El panorama para el sector privado es particularmente crítico. De acuerdo con el informe 2026 Global Trend Rates Report de Aon, se estima que la inflación médica privada podría alcanzar el 14.8% al cierre de 2026, superando el 14.5% registrado en 2025. Este fenómeno responde a factores como la adopción de nuevas tecnologías, la dependencia de insumos importados, la volatilidad del tipo de cambio y la creciente demanda de servicios privados ante las deficiencias del sistema público.
El CIEP identifica cuatro pilares que impulsan este encarecimiento: la innovación tecnológica de alto costo, el poder de mercado de la industria farmacéutica, la escasez de especialistas calificados y la falta de control de precios en servicios médicos. Luis Fernando Hernández Lezama, presidente de la organización Soy Paciente, subrayó que, aunque los actos médicos no son considerados servicios mercantiles bajo la jurisprudencia mexicana, la ausencia de controles de precios deja a los usuarios en una posición vulnerable.

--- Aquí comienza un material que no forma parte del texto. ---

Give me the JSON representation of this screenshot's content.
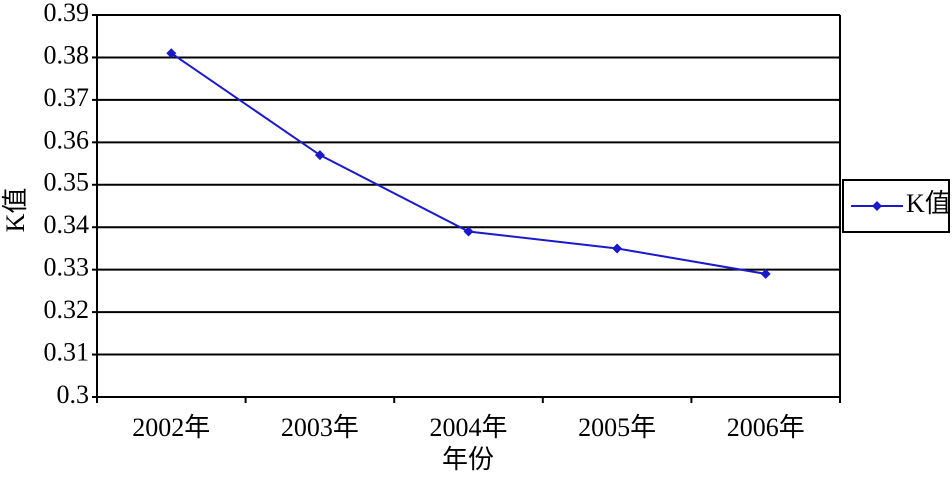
{
  "chart_data": {
    "type": "line",
    "x_label": "年份",
    "y_label": "K值",
    "categories": [
      "2002年",
      "2003年",
      "2004年",
      "2005年",
      "2006年"
    ],
    "series": [
      {
        "name": "K值",
        "color": "#1a1acc",
        "values": [
          0.381,
          0.357,
          0.339,
          0.335,
          0.329
        ]
      }
    ],
    "ylim": [
      0.3,
      0.39
    ],
    "yticks": [
      0.3,
      0.31,
      0.32,
      0.33,
      0.34,
      0.35,
      0.36,
      0.37,
      0.38,
      0.39
    ],
    "grid": true,
    "legend": "right"
  }
}
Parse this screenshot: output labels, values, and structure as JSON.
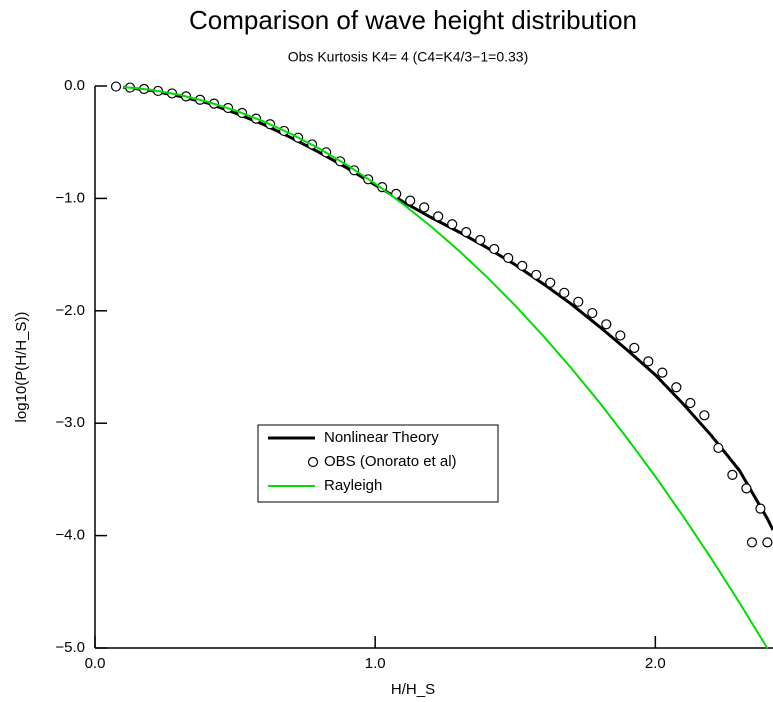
{
  "chart_data": {
    "type": "line",
    "title": "Comparison of wave height distribution",
    "subtitle": "Obs Kurtosis  K4= 4 (C4=K4/3−1=0.33)",
    "xlabel": "H/H_S",
    "ylabel": "log10(P(H/H_S))",
    "xlim": [
      0,
      2.42
    ],
    "ylim": [
      -5,
      0
    ],
    "xticks": [
      {
        "value": 0,
        "label": "0.0"
      },
      {
        "value": 1,
        "label": "1.0"
      },
      {
        "value": 2,
        "label": "2.0"
      }
    ],
    "yticks": [
      {
        "value": 0,
        "label": "0.0"
      },
      {
        "value": -1,
        "label": "−1.0"
      },
      {
        "value": -2,
        "label": "−2.0"
      },
      {
        "value": -3,
        "label": "−3.0"
      },
      {
        "value": -4,
        "label": "−4.0"
      },
      {
        "value": -5,
        "label": "−5.0"
      }
    ],
    "series": [
      {
        "name": "Nonlinear Theory",
        "color": "#000000",
        "style": "line",
        "x": [
          0.1,
          0.2,
          0.3,
          0.4,
          0.5,
          0.6,
          0.7,
          0.8,
          0.9,
          1.0,
          1.1,
          1.2,
          1.3,
          1.4,
          1.5,
          1.6,
          1.7,
          1.8,
          1.9,
          2.0,
          2.1,
          2.2,
          2.3,
          2.4,
          2.42
        ],
        "values": [
          -0.01,
          -0.04,
          -0.09,
          -0.15,
          -0.24,
          -0.34,
          -0.46,
          -0.59,
          -0.73,
          -0.88,
          -1.03,
          -1.17,
          -1.3,
          -1.44,
          -1.59,
          -1.76,
          -1.94,
          -2.14,
          -2.35,
          -2.57,
          -2.83,
          -3.11,
          -3.42,
          -3.85,
          -3.95
        ]
      },
      {
        "name": "OBS (Onorato et al)",
        "color": "#000000",
        "style": "circle",
        "x": [
          0.075,
          0.125,
          0.175,
          0.225,
          0.275,
          0.325,
          0.375,
          0.425,
          0.475,
          0.525,
          0.575,
          0.625,
          0.675,
          0.725,
          0.775,
          0.825,
          0.875,
          0.925,
          0.975,
          1.025,
          1.075,
          1.125,
          1.175,
          1.225,
          1.275,
          1.325,
          1.375,
          1.425,
          1.475,
          1.525,
          1.575,
          1.625,
          1.675,
          1.725,
          1.775,
          1.825,
          1.875,
          1.925,
          1.975,
          2.025,
          2.075,
          2.125,
          2.175,
          2.225,
          2.275,
          2.325,
          2.345,
          2.375,
          2.4
        ],
        "values": [
          -0.005,
          -0.014,
          -0.027,
          -0.044,
          -0.066,
          -0.092,
          -0.122,
          -0.157,
          -0.196,
          -0.24,
          -0.29,
          -0.34,
          -0.4,
          -0.46,
          -0.52,
          -0.59,
          -0.67,
          -0.75,
          -0.83,
          -0.9,
          -0.96,
          -1.02,
          -1.08,
          -1.16,
          -1.23,
          -1.3,
          -1.37,
          -1.45,
          -1.53,
          -1.6,
          -1.68,
          -1.75,
          -1.84,
          -1.92,
          -2.02,
          -2.12,
          -2.22,
          -2.33,
          -2.45,
          -2.55,
          -2.68,
          -2.82,
          -2.93,
          -3.22,
          -3.46,
          -3.58,
          -4.06,
          -3.76,
          -4.06
        ]
      },
      {
        "name": "Rayleigh",
        "color": "#00dd00",
        "style": "line",
        "x": [
          0.1,
          0.2,
          0.3,
          0.4,
          0.5,
          0.6,
          0.7,
          0.8,
          0.9,
          1.0,
          1.1,
          1.2,
          1.3,
          1.4,
          1.5,
          1.6,
          1.7,
          1.8,
          1.9,
          2.0,
          2.1,
          2.2,
          2.3,
          2.4
        ],
        "values": [
          -0.0087,
          -0.0347,
          -0.0782,
          -0.139,
          -0.217,
          -0.313,
          -0.426,
          -0.556,
          -0.704,
          -0.869,
          -1.051,
          -1.251,
          -1.468,
          -1.702,
          -1.954,
          -2.224,
          -2.51,
          -2.814,
          -3.136,
          -3.474,
          -3.831,
          -4.204,
          -4.595,
          -5.003
        ]
      }
    ]
  }
}
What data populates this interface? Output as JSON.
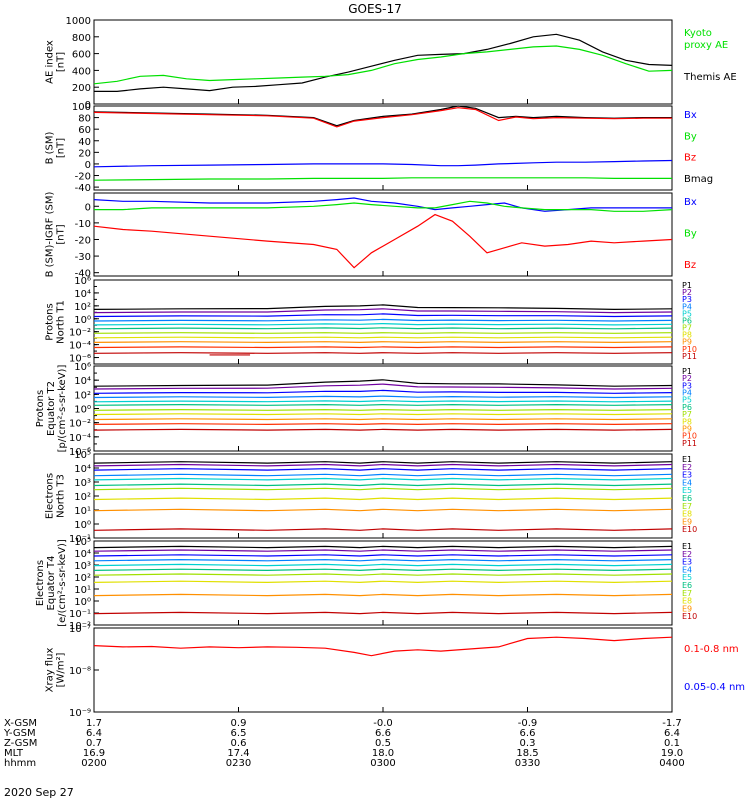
{
  "title": "GOES-17",
  "date_label": "2020 Sep 27",
  "footer": {
    "row_labels": [
      "X-GSM",
      "Y-GSM",
      "Z-GSM",
      "MLT",
      "hhmm"
    ],
    "columns": [
      {
        "values": [
          "1.7",
          "6.4",
          "0.7",
          "16.9",
          "0200"
        ]
      },
      {
        "values": [
          "0.9",
          "6.5",
          "0.6",
          "17.4",
          "0230"
        ]
      },
      {
        "values": [
          "-0.0",
          "6.6",
          "0.5",
          "18.0",
          "0300"
        ]
      },
      {
        "values": [
          "-0.9",
          "6.6",
          "0.3",
          "18.5",
          "0330"
        ]
      },
      {
        "values": [
          "-1.7",
          "6.4",
          "0.1",
          "19.0",
          "0400"
        ]
      }
    ]
  },
  "colors": {
    "black": "#000000",
    "green": "#00e000",
    "blue": "#0000ff",
    "red": "#ff0000",
    "P": [
      "#000000",
      "#7000a0",
      "#0000ff",
      "#0080ff",
      "#00d0d0",
      "#00c080",
      "#a0e000",
      "#e0e000",
      "#ff9000",
      "#ff3000",
      "#c00000"
    ],
    "E": [
      "#000000",
      "#7000a0",
      "#0000ff",
      "#0080ff",
      "#00d0d0",
      "#00c080",
      "#a0e000",
      "#e0e000",
      "#ff9000",
      "#c00000"
    ]
  },
  "chart_data": [
    {
      "id": "ae",
      "type": "line",
      "ylabel_lines": [
        "AE index",
        "[nT]"
      ],
      "ylim": [
        0,
        1000
      ],
      "yticks": [
        "1000",
        "800",
        "600",
        "400",
        "200",
        "0"
      ],
      "legend": [
        {
          "text": "Kyoto",
          "color": "#00e000"
        },
        {
          "text": "proxy AE",
          "color": "#00e000"
        },
        {
          "text": "Themis AE",
          "color": "#000000"
        }
      ],
      "x": [
        0,
        0.04,
        0.08,
        0.12,
        0.16,
        0.2,
        0.24,
        0.28,
        0.32,
        0.36,
        0.4,
        0.44,
        0.48,
        0.52,
        0.56,
        0.6,
        0.64,
        0.68,
        0.72,
        0.76,
        0.8,
        0.84,
        0.88,
        0.92,
        0.96,
        1
      ],
      "series": [
        {
          "name": "Themis AE",
          "color": "#000000",
          "values": [
            150,
            150,
            180,
            200,
            180,
            160,
            200,
            210,
            230,
            250,
            320,
            380,
            450,
            520,
            580,
            590,
            600,
            650,
            720,
            800,
            830,
            760,
            620,
            520,
            470,
            460
          ]
        },
        {
          "name": "Kyoto proxy AE",
          "color": "#00e000",
          "values": [
            240,
            270,
            330,
            340,
            300,
            280,
            290,
            300,
            310,
            320,
            330,
            350,
            400,
            480,
            530,
            560,
            600,
            620,
            650,
            680,
            690,
            650,
            580,
            480,
            390,
            400
          ]
        }
      ]
    },
    {
      "id": "bsm",
      "type": "line",
      "ylabel_lines": [
        "B (SM)",
        "[nT]"
      ],
      "ylim": [
        -45,
        100
      ],
      "yticks": [
        "100",
        "80",
        "60",
        "40",
        "20",
        "0",
        "-20",
        "-40"
      ],
      "legend": [
        {
          "text": "Bx",
          "color": "#0000ff"
        },
        {
          "text": "By",
          "color": "#00e000"
        },
        {
          "text": "Bz",
          "color": "#ff0000"
        },
        {
          "text": "Bmag",
          "color": "#000000"
        }
      ],
      "x": [
        0,
        0.1,
        0.2,
        0.3,
        0.38,
        0.42,
        0.45,
        0.5,
        0.55,
        0.6,
        0.63,
        0.66,
        0.7,
        0.73,
        0.76,
        0.8,
        0.85,
        0.9,
        0.95,
        1
      ],
      "series": [
        {
          "name": "Bmag",
          "color": "#000000",
          "values": [
            90,
            88,
            86,
            84,
            80,
            66,
            75,
            82,
            86,
            94,
            100,
            96,
            80,
            82,
            80,
            82,
            80,
            79,
            80,
            80
          ]
        },
        {
          "name": "Bz",
          "color": "#ff0000",
          "values": [
            89,
            87,
            85,
            83,
            79,
            64,
            74,
            80,
            85,
            92,
            97,
            94,
            75,
            81,
            78,
            80,
            79,
            78,
            79,
            79
          ]
        },
        {
          "name": "Bx",
          "color": "#0000ff",
          "values": [
            -5,
            -3,
            -2,
            -1,
            0,
            0,
            0,
            0,
            -1,
            -3,
            -3,
            -2,
            0,
            1,
            2,
            3,
            3,
            4,
            5,
            6
          ]
        },
        {
          "name": "By",
          "color": "#00e000",
          "values": [
            -28,
            -27,
            -26,
            -26,
            -25,
            -25,
            -25,
            -25,
            -24,
            -24,
            -24,
            -24,
            -24,
            -24,
            -24,
            -24,
            -24,
            -25,
            -25,
            -25
          ]
        }
      ]
    },
    {
      "id": "bigrf",
      "type": "line",
      "ylabel_lines": [
        "B (SM)-IGRF (SM)",
        "[nT]"
      ],
      "ylim": [
        -42,
        8
      ],
      "yticks": [
        "0",
        "-10",
        "-20",
        "-30",
        "-40"
      ],
      "legend": [
        {
          "text": "Bx",
          "color": "#0000ff"
        },
        {
          "text": "By",
          "color": "#00e000"
        },
        {
          "text": "Bz",
          "color": "#ff0000"
        }
      ],
      "x": [
        0,
        0.05,
        0.1,
        0.2,
        0.3,
        0.38,
        0.42,
        0.45,
        0.48,
        0.52,
        0.56,
        0.59,
        0.62,
        0.65,
        0.68,
        0.71,
        0.74,
        0.78,
        0.82,
        0.86,
        0.9,
        0.95,
        1
      ],
      "series": [
        {
          "name": "Bx",
          "color": "#0000ff",
          "values": [
            4,
            3,
            3,
            2,
            2,
            3,
            4,
            5,
            3,
            2,
            0,
            -2,
            -1,
            0,
            1,
            2,
            -1,
            -3,
            -2,
            -1,
            -1,
            -1,
            -1
          ]
        },
        {
          "name": "By",
          "color": "#00e000",
          "values": [
            -2,
            -2,
            -1,
            -1,
            -1,
            0,
            1,
            2,
            1,
            0,
            -1,
            -1,
            1,
            3,
            2,
            0,
            -1,
            -2,
            -2,
            -2,
            -3,
            -3,
            -2
          ]
        },
        {
          "name": "Bz",
          "color": "#ff0000",
          "values": [
            -12,
            -14,
            -15,
            -18,
            -21,
            -23,
            -26,
            -37,
            -28,
            -20,
            -12,
            -5,
            -9,
            -18,
            -28,
            -25,
            -22,
            -24,
            -23,
            -21,
            -22,
            -21,
            -20
          ]
        }
      ]
    },
    {
      "id": "pn",
      "type": "line",
      "log": true,
      "ylabel_lines": [
        "Protons",
        "North T1"
      ],
      "ylim_exp": [
        -7,
        6
      ],
      "ytick_exps": [
        6,
        4,
        2,
        0,
        -2,
        -4,
        -6
      ],
      "channels_prefix": "P",
      "channels_count": 11,
      "levels": [
        1.5,
        1.0,
        0.4,
        -0.3,
        -0.9,
        -1.5,
        -2.2,
        -2.9,
        -3.6,
        -4.4,
        -5.3
      ],
      "bump": [
        0.6,
        0.5,
        0.3,
        0.15,
        0.1,
        0.05,
        0,
        0,
        0,
        0,
        0
      ],
      "segment": {
        "channel": 10,
        "from": 0.2,
        "to": 0.27,
        "level": -5.6
      }
    },
    {
      "id": "pe",
      "type": "line",
      "log": true,
      "ylabel_lines": [
        "Protons",
        "Equator T2",
        "[p/(cm²-s-sr-keV)]"
      ],
      "ylim_exp": [
        -6,
        6
      ],
      "ytick_exps": [
        6,
        4,
        2,
        0,
        -2,
        -4,
        -6
      ],
      "channels_prefix": "P",
      "channels_count": 11,
      "levels": [
        3.2,
        2.8,
        2.2,
        1.6,
        1.0,
        0.5,
        -0.2,
        -0.8,
        -1.5,
        -2.2,
        -3.0
      ],
      "bump": [
        0.8,
        0.6,
        0.3,
        0.1,
        0.05,
        0,
        0,
        0,
        0,
        0,
        0
      ]
    },
    {
      "id": "en",
      "type": "line",
      "log": true,
      "ylabel_lines": [
        "Electrons",
        "North T3"
      ],
      "ylim_exp": [
        -1,
        5
      ],
      "ytick_exps": [
        5,
        4,
        3,
        2,
        1,
        0,
        -1
      ],
      "channels_prefix": "E",
      "channels_count": 10,
      "levels": [
        4.4,
        4.2,
        3.9,
        3.5,
        3.2,
        2.8,
        2.5,
        1.8,
        1.0,
        -0.4
      ],
      "bump": [
        0,
        0,
        0,
        0,
        0,
        0,
        0,
        0,
        0,
        0
      ]
    },
    {
      "id": "ee",
      "type": "line",
      "log": true,
      "ylabel_lines": [
        "Electrons",
        "Equator T4",
        "[e/(cm²-s-sr-keV)]"
      ],
      "ylim_exp": [
        -2,
        5
      ],
      "ytick_exps": [
        5,
        4,
        3,
        2,
        1,
        0,
        -1,
        -2
      ],
      "channels_prefix": "E",
      "channels_count": 10,
      "levels": [
        4.5,
        4.2,
        3.8,
        3.4,
        3.0,
        2.6,
        2.2,
        1.6,
        0.5,
        -1.0
      ],
      "bump": [
        0,
        0,
        0,
        0,
        0,
        0,
        0,
        0,
        0,
        0
      ]
    },
    {
      "id": "xray",
      "type": "line",
      "log": true,
      "ylabel_lines": [
        "Xray flux",
        "[W/m²]"
      ],
      "ylim_exp": [
        -9,
        -7
      ],
      "ytick_exps": [
        -7,
        -8,
        -9
      ],
      "legend": [
        {
          "text": "0.1-0.8 nm",
          "color": "#ff0000"
        },
        {
          "text": "0.05-0.4 nm",
          "color": "#0000ff"
        }
      ],
      "x": [
        0,
        0.05,
        0.1,
        0.15,
        0.2,
        0.25,
        0.3,
        0.35,
        0.4,
        0.45,
        0.48,
        0.52,
        0.56,
        0.6,
        0.65,
        0.7,
        0.75,
        0.8,
        0.85,
        0.9,
        0.95,
        1
      ],
      "series": [
        {
          "name": "0.1-0.8 nm",
          "color": "#ff0000",
          "exps": [
            -7.42,
            -7.45,
            -7.44,
            -7.48,
            -7.45,
            -7.47,
            -7.45,
            -7.46,
            -7.48,
            -7.58,
            -7.66,
            -7.55,
            -7.52,
            -7.55,
            -7.5,
            -7.45,
            -7.25,
            -7.22,
            -7.25,
            -7.3,
            -7.25,
            -7.22
          ]
        }
      ]
    }
  ]
}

El impacto en el gasto de bolsillo es significativo. Según la ENIGH 2024, cada hogar destina en promedio 6,421 pesos anuales a gastos de salud, de los cuales el 38.3% se dirige a medicamentos. Esta carga persiste incluso entre derechohabientes del IMSS o ISSSTE, quienes cubren el 40% y 52% de sus gastos de salud, respectivamente, al recurrir a farmacias o servicios privados. Andrés Castañeda, académico de la UNAM, señaló que entre diciembre de 2018 y junio de 2026, el costo de los medicamentos aumentó un 53.6%, superando el 40% de la inflación general en el mismo periodo.
En cuanto al presupuesto público, para 2026 se destinaron 996,528 millones de pesos al sector salud, lo que equivale al 2.6% del PIB. Esta cifra, aunque representa un incremento del 5.9% respecto a 2025, se mantiene lejos del 6% recomendado por organismos internacionales. El gasto público per cápita en México es de 626 dólares, una cifra que contrasta con los 1,444 dólares de Argentina o los 10,644 dólares de Estados Unidos.